La voie cyclable trop rapide
Ça commence comme un gag : une voie cyclable supprimée… parce que les voitures roulent trop vite. Par arrêté, le 5 décembre 2018, le maire de Lille efface le contresens cyclable de la rue Colpin, dans le Vieux-Lille. Motif, écrit noir sur blanc : « L’insécurité engendrée par les vitesses excessives des automobilistes. » Dans une ville qui se rêve alors capitale verte de l’Europe, le raisonnement laisse songeur.

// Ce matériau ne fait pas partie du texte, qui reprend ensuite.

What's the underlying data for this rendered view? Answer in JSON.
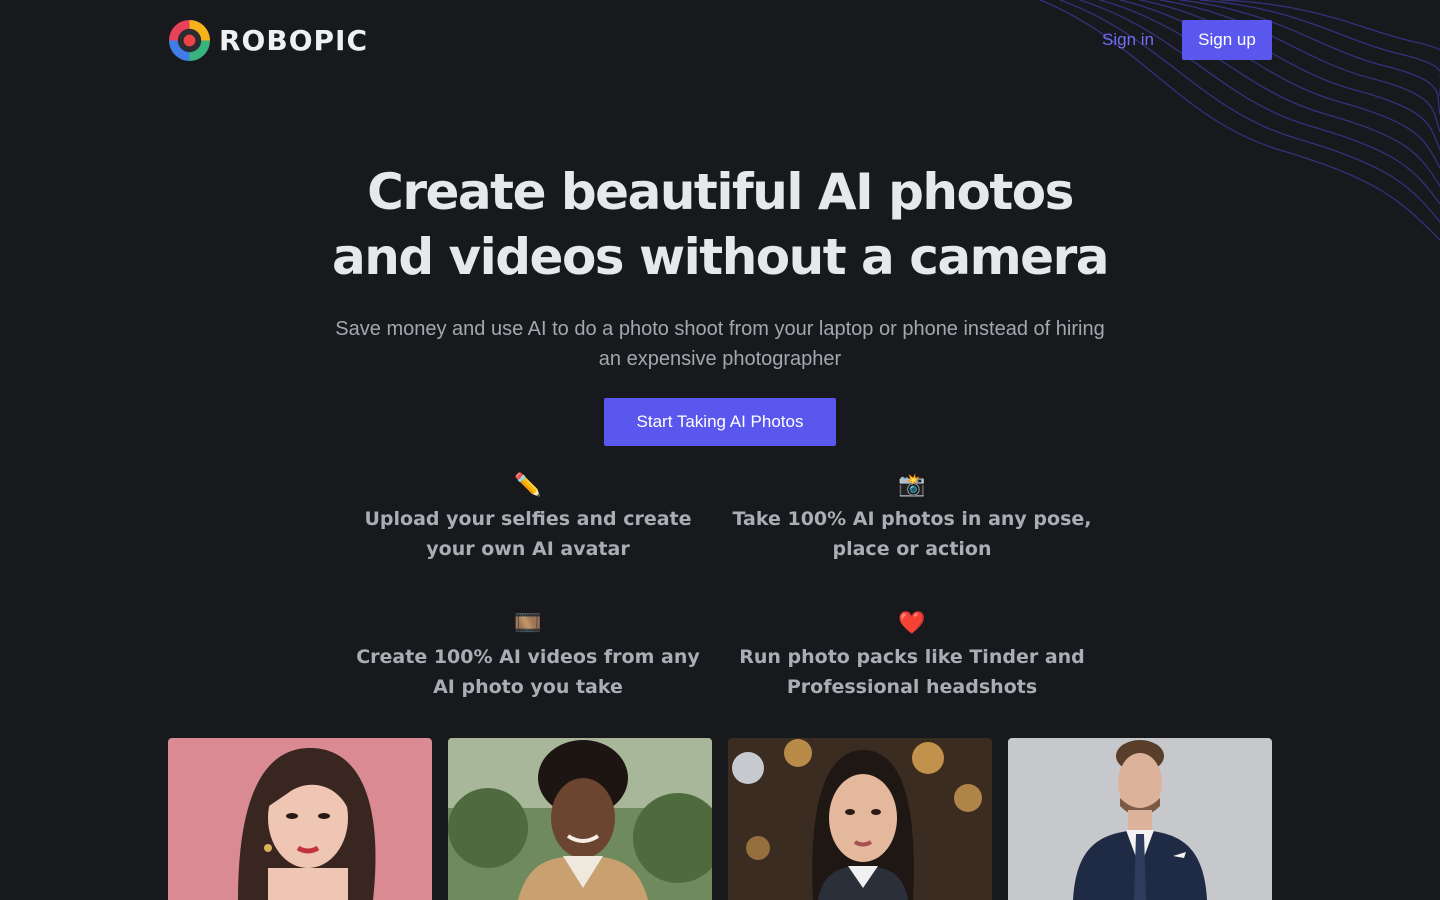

Un malentendu et une « erreur de rédaction », plaide Martine Aubry. Et de rectifier : les excès de vitesse ne sont pas le fait des voitures, mais bel et bien… des vélos, qui menaceraient les piétons. Six mois après, la voie fera son retour, à la faveur d’un réaménagement des trottoirs. On rêve encore d’une telle réactivité appliquée aux carrefours dangereux pour les vélos.Le voleur à la demande
Voler des vélos ? Déjà vu. Vendre des vélos volés sur le Bon Coin ? Classique. Mais vendre des vélos sur le Bon Coin avant de les avoir volés ? Là, on tend l’oreille. La combine a été mise au jour par la police de Lille à l’été 2014. Un habitant du Vieux-Lille avait donné l’alerte. Sa bicyclette venait d’être dérobée, mais il l’avait retrouvée sur le Bon Coin. Un détail l’avait stupéfié : le cliché accompagnant l’annonce avait été pris... avant même le larcin, dans la cave de son immeuble, où le vélo était rangé. Alertés, les policiers parvenaient à piéger et à cueillir le larron. Un ado de 17 ans qui avait mis en place une petite affaire de vol à la demande. Il photographiait et mettait en vente des biclous, puis les dérobait s’ils trouvaient preneurs en ligne. Du « clique et rapplique » à la sauce margoulin. Illégal mais visionnaire.Le vélo-bélier de Munro
Et maintenant, des kamikazes à vélo. Où va le monde ? La scène se passe le 6 avril 2016. Une opération de police est en cours sur le campement rom de la prison de Loos. Un conseiller municipal de la commune, l’écologiste Jean-Luc Munro, arrive sur place. À vélo, comme d’habitude. Des agents lui barrent la route. Que se passe-t-il alors exactement ? Le sexagénaire finit en tout cas les fesses par terre... puis dans le panier à salades. Les policiers affirmeront que l’élu a tenté de forcer leur barrage. Avec sa bicyclette. Une attaque au vélo-bélier ? L’histoire, ubuesque, prêterait à rire si elle n’était pas allée jusqu’au procès (un fonctionnaire a été légèrement blessé). L’affaire vire au symbole, la mobilisation s’organise autour de Jean-Luc Munro, jusqu’au dessinateur François Boucq. Un an plus tard, l’écolo sortira du tribunal avec une amende de 500 € et une notoriété toute neuve. Aux dernières nouvelles, il circulait toujours sur l’arme du délit.